Novamente, um ano depois, em outubro de 1997, as mesmas fazendas passaram por vistoria do grupo móvel, tendo sido libertados mais 32 trabalhadores.

De acordo com depoimentos dos trabalhadores nessa época, a presença física do fazendeiro era constante nas fazendas – o que demonstra que o réu sabia da situação em suas propriedades. Há relatos de vigilância armada, de trabalhadores fugitivos que eram perseguidos por cães e jagunços fortemente armados pela mata na tentativa de ganharem a liberdade, de ossadas humanas encontradas nas fazendas. Os auditores registraram os depoimentos de trabalhadores, que afirmaram terem sido vítimas de maus tratos, surras, castigos e estupros e viverem sob um medo constante.

Essas libertações originaram um denúncia do Ministério Público Federal, em fevereiro de 2003, contra o fazendeiro e o “gato” Barroso por trabalho escravo e outros crimes contra a organização do trabalho.

Porém, escravos ainda seriam libertados de fazendas de Rezende em 2001 e 2003. A ponto desse proprietário rural figurar três vezes na “lista suja” do trabalho escravo do governo federal.

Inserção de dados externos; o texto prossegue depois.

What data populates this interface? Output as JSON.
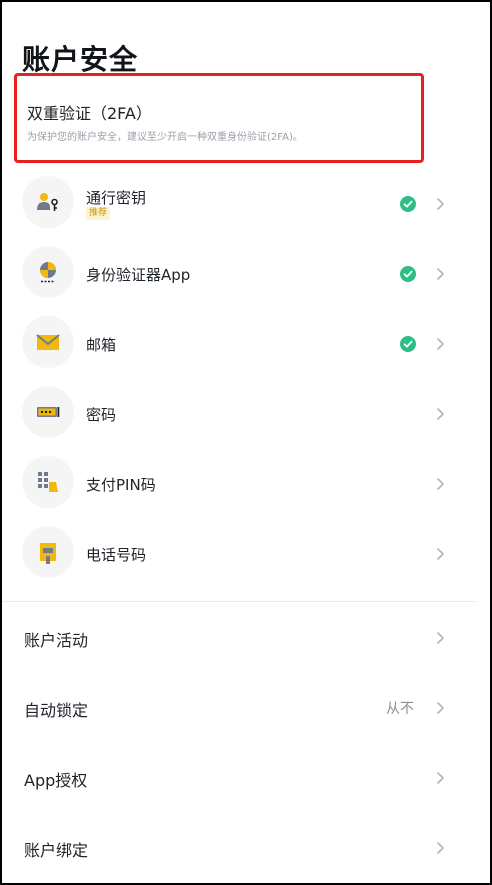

Segundo as regras do governo, a inclusão do nome do infrator no cadastro acontece somente após o final do processo administrativo criado pelos autos da fiscalização que flagrar o crime. A exclusão, por sua vez, depende de monitoramento do infrator pelo período de dois anos. Se durante esse período não houver reincidência do crime e forem pagas todas as multas resultantes da ação de fiscalização e quitados os débitos trabalhistas e previdenciários, o nome será retirado.

Quem está na lista é proibido de obter empréstimos dos Fundos Constitucionais de Financiamento, operados por instituições públicas, como o Banco do Nordeste, o Banco da Amazônia e o Banco do Brasil, e de qualquer modalidade de crédito do Banco do Brasil. Além disso, estão tendo suas cadeias produtivas investigadas, bem como a validades dos seus títulos de propriedade.

Justiça cega
O Superior Tribunal de Justiça decidiu em 21 de outubro de 2004 anular todos os atos decisórios da Justiça Federal e declarou competente a Justiça Estadual do Maranhão para conduzir o processo. Os autos foram, então, encaminhados à comarca de João Lisboa (MA) tendo o Ministério Público Estadual ratificado os termos da denúncia em 04 de março de 2005. O Centro de Defesa da Vida e dos Direitos Humanos de Açailândia disponibilizou sua assessoria jurídica para funcionar como assistente do Ministério Público na acusação.

Miguel Rezende foi interrogado e reconheceu as condições desumanas em que viviam os trabalhadores alegando apenas que aquele “era o sistema utilizado no Maranhão”. Confirmou, ainda, que a Fazenda Zonga está localizada em área de reserva florestal. A informação foi repassada pelo Ministério Público ao Ibama.